Black is black, white is white. There is no value judgement in that, no loading... it just is.

Obviously racism needs to be challenged but acknowledging that people have different skin colours is not in itself racist. Loading values or judgements to those skin colours is and I cannot see that this happened here.

molesbreath · 13/01/2015 17:36

Sounds like a massive over reaction from a new teacher. I would speak to the HT and insist the end of term punishment is lifted and replaced with a minor punishment this week. The boy is 4 ffs the end of term is April ?

TedAndLola · 13/01/2015 17:39

You know your son and if you're sure it's genuine, I hope you support him against the teacher. When I was in primary school I was part of a group of four or five girls who would play tag in the playground during breaks. Naturally one of the group was faster than the others and, not being fast myself, I found it hard to catch her. One day it was my turn to be the chaser and I went after all the other girls first, then the bell went. The fast girl asked me why I had left her alone and I said, good naturedly, "there's no point chasing you, you're too fast!".

She reported me to the teacher for being racist, apparently thinking I had said it because she was black. The teacher called me into a 1:1 to explain and wrote everything I said in a book as a 'statement' and mentioned it would be passed to the head. I was devastated and would have been even more sad if my end of term treat had been taken away from me as punishment.

Obviously your son needs to know that calling people brownie, or any other word related to their colour, isn't acceptable, but if he didn't mean it maliciously I don't see that a punishment is needed.

twinkletoedelephant · 13/01/2015 17:42

On the first day of school my D's came running out of the door first shouting mummy mummy I have a new best friend.... All the other mums were aaarrrring...... Until he added I can't remember his name but he has a lovely brown face.

His mum came to speak to me the next day and said that ds was right he does have a lovely brown face and would he like to go round for tea one day :-)

He had no idea it was 'bad or wrong' he was just describing his friend.

They are still really good friends :-)

wanderings · 13/01/2015 17:57

I definitely second the "he is learning" comments as several people have said; and learning sometimes means getting it wrong once, because you didn't know.
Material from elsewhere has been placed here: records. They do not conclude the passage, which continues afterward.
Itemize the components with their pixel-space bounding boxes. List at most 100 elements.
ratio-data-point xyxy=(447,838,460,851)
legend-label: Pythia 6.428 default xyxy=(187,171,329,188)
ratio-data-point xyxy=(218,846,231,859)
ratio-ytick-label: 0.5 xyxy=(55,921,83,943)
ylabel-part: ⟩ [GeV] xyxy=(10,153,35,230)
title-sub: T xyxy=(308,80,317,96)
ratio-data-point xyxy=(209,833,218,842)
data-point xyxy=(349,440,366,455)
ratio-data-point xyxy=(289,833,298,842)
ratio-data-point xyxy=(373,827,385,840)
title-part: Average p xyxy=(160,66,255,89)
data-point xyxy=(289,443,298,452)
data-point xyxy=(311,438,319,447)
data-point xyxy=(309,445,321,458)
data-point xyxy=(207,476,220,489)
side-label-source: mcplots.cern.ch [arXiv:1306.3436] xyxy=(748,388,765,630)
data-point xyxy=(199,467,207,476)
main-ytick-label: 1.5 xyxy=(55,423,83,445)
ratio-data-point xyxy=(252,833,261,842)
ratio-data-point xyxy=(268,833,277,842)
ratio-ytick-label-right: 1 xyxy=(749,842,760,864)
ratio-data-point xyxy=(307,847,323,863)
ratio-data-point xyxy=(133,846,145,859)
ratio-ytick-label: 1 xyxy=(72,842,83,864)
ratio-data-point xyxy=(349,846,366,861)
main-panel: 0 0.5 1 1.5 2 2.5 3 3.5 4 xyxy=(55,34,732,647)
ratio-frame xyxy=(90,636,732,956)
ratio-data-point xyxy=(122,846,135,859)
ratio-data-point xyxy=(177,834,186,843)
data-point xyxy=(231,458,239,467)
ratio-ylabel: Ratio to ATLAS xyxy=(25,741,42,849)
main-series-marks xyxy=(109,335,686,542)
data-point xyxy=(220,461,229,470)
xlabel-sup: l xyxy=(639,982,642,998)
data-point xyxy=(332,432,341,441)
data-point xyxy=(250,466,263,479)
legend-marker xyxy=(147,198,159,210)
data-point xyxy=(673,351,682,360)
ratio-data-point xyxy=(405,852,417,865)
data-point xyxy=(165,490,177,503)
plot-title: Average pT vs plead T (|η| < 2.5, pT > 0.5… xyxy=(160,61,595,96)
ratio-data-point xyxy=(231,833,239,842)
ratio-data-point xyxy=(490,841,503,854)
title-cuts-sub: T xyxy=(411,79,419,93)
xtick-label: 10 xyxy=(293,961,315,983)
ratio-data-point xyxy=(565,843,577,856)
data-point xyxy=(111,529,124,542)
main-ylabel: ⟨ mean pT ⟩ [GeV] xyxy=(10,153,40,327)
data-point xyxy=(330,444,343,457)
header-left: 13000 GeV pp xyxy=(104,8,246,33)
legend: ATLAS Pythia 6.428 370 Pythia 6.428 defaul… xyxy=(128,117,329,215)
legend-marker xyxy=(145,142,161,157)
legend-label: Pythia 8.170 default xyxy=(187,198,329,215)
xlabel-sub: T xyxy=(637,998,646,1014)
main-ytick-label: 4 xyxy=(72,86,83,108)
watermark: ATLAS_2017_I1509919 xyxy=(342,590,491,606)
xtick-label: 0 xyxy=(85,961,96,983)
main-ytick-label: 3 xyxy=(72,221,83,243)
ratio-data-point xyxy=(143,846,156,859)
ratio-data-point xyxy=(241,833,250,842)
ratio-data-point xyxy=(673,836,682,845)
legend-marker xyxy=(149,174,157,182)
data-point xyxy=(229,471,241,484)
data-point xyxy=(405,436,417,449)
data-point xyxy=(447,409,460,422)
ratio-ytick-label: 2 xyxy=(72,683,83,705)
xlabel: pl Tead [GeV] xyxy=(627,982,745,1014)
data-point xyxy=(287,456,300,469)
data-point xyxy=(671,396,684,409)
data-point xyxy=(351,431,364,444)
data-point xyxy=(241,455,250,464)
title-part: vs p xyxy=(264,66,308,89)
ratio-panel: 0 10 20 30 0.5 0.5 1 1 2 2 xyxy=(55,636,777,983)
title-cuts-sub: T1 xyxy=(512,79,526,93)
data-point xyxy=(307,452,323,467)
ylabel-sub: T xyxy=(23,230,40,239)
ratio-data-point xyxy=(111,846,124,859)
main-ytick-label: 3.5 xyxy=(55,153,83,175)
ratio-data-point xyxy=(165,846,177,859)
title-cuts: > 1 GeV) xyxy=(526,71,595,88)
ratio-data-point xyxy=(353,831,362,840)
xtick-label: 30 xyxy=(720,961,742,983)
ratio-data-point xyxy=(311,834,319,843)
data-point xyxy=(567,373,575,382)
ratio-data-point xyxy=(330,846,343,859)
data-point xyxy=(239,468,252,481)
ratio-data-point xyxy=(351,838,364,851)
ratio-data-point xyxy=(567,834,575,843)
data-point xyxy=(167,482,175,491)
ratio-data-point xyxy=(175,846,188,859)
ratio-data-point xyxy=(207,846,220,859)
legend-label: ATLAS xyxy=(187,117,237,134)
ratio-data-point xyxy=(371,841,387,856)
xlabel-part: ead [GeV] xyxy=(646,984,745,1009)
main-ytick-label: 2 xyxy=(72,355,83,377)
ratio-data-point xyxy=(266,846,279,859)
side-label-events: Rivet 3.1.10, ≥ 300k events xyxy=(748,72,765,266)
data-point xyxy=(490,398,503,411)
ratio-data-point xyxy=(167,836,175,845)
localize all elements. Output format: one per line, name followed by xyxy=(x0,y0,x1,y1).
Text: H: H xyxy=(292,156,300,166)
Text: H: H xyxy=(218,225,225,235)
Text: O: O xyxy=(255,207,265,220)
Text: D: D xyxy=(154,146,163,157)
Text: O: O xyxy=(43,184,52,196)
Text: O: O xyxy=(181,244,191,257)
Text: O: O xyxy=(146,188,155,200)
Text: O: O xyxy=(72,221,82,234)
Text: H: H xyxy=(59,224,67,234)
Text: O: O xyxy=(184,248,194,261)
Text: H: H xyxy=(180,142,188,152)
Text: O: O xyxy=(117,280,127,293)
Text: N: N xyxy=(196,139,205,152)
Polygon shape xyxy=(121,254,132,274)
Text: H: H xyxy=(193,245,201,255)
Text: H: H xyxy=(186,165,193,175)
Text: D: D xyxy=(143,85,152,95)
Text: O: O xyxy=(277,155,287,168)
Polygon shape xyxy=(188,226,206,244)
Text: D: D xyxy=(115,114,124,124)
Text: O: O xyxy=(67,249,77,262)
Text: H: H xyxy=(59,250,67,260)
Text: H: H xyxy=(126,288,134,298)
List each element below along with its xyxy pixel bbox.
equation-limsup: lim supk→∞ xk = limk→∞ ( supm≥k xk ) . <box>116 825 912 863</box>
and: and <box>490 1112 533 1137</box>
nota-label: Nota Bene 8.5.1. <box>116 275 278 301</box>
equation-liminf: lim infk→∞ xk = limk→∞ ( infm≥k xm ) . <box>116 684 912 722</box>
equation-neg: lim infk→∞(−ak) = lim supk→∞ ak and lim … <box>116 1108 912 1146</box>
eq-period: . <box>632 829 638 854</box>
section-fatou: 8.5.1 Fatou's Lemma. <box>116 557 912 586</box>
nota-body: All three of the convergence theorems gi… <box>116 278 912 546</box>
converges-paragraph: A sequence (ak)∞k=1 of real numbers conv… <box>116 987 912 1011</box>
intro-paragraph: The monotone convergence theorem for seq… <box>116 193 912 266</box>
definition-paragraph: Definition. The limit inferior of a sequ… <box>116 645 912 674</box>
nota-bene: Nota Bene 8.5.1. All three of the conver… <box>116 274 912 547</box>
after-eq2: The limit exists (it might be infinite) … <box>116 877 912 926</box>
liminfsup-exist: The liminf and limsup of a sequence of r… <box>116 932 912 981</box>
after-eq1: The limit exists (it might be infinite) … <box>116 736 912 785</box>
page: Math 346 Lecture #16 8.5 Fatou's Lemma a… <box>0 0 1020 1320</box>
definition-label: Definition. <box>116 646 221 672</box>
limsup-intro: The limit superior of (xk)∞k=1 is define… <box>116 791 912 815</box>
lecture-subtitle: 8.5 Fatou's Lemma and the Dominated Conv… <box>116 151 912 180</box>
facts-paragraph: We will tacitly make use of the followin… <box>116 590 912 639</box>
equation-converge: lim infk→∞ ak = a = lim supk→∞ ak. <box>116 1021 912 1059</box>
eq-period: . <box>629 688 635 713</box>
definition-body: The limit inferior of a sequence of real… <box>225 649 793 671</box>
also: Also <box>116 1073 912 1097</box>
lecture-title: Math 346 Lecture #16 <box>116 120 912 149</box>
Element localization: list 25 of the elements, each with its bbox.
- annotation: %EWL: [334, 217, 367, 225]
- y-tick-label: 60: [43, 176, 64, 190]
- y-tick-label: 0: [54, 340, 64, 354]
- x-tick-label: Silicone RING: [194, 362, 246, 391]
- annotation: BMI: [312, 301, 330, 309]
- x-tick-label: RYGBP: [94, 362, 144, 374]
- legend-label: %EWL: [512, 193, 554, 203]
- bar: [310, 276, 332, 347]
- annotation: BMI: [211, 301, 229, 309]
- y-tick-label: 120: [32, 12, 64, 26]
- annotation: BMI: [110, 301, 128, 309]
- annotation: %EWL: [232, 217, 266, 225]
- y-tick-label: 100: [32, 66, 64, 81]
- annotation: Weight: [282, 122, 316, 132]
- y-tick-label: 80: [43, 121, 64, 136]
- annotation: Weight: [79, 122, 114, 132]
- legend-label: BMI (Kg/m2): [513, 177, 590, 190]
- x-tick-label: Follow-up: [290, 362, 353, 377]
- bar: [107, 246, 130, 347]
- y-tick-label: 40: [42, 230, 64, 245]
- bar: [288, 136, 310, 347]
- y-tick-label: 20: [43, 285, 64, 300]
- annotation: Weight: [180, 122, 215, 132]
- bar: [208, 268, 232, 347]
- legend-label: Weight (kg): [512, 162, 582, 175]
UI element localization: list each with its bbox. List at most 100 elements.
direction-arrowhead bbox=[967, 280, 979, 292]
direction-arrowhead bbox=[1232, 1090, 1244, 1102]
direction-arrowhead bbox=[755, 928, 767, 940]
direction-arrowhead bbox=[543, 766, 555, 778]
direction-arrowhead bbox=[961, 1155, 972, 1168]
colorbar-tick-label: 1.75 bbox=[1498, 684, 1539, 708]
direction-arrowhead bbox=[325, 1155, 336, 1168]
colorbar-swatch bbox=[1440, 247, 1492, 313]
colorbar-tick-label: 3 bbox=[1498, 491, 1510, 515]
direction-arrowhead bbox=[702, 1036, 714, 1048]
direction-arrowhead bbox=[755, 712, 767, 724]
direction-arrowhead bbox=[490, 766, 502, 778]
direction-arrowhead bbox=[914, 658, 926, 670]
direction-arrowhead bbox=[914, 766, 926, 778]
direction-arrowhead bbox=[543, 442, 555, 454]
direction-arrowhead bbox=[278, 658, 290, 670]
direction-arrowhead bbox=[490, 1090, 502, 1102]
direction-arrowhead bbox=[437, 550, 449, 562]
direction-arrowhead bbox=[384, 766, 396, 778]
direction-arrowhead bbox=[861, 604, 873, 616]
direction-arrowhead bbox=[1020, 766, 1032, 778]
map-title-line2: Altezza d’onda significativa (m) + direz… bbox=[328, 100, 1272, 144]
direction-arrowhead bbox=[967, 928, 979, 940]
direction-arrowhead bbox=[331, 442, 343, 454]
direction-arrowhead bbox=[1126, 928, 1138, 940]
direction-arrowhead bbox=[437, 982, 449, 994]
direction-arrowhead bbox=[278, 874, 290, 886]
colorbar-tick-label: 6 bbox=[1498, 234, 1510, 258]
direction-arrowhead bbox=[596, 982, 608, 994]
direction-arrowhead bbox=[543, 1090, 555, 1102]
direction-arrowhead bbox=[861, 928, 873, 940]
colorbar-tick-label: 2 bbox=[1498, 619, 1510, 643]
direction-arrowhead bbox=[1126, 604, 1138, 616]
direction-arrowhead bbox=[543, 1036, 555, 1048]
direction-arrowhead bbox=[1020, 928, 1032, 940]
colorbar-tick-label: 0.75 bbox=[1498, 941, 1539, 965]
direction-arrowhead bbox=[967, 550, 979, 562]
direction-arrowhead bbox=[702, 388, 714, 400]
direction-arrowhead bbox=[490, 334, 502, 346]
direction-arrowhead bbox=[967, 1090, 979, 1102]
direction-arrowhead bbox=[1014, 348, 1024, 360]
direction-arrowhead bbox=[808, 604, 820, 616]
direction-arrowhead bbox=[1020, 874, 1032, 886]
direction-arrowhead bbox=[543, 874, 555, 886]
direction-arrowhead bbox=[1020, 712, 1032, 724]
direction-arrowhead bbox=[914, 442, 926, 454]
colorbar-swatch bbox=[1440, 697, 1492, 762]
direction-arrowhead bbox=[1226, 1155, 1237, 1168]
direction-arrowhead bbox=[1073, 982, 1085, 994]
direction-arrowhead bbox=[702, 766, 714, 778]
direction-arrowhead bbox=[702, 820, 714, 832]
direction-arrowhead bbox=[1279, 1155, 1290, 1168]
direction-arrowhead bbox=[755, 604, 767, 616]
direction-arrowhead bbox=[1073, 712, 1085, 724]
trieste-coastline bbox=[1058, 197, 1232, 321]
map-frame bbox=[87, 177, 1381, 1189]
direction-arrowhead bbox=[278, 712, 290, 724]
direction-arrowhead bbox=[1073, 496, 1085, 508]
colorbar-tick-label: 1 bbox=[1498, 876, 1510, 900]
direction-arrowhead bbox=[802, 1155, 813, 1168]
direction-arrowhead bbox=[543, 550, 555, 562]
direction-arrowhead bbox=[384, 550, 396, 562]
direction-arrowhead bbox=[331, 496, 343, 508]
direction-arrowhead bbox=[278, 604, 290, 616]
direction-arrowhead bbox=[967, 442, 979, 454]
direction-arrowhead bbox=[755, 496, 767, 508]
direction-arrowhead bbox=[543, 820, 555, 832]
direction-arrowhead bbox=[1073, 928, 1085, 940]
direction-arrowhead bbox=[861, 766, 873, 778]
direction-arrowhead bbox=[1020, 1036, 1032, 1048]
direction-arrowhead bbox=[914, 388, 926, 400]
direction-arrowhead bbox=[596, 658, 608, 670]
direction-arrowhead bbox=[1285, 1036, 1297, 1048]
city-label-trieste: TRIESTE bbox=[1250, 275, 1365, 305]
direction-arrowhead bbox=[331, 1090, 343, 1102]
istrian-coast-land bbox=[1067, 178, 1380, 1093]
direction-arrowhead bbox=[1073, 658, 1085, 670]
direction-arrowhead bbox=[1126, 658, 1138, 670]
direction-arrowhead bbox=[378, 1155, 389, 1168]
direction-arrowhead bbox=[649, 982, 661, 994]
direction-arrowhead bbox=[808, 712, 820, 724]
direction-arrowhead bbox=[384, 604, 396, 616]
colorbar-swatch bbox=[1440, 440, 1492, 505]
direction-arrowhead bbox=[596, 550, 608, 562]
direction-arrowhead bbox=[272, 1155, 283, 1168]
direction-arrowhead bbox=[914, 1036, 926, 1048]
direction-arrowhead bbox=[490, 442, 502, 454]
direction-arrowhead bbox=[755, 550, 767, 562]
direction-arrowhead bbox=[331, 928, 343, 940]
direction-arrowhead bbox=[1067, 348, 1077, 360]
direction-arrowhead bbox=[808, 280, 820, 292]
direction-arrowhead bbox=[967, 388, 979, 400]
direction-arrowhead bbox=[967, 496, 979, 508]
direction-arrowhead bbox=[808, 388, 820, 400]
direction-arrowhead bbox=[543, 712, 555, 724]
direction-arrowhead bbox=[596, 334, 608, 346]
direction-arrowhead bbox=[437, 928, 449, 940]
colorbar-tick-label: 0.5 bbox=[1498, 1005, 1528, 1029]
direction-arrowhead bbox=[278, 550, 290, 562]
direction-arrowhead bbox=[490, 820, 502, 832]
He needs to be gently put right; it's only "bad behaviour" if he them deliberately repeats it.

I remember lots of occasions as a child of being gently told that what I was doing was not right, and I learned from them, and respected whoever said it.

However, I do also remember (with a shudder) as a child a few occasions of being screamed at, and then punished, because I'd done something I didn't yet know was wrong. I remember vividly the feelings of being mortified and very confused. As a teenager I had a great reluctance to take any initiative at all, in case it was wrong.

ProudAS · 13/01/2015 18:01

Would he have been punished for describing another child as a redhead I wonder???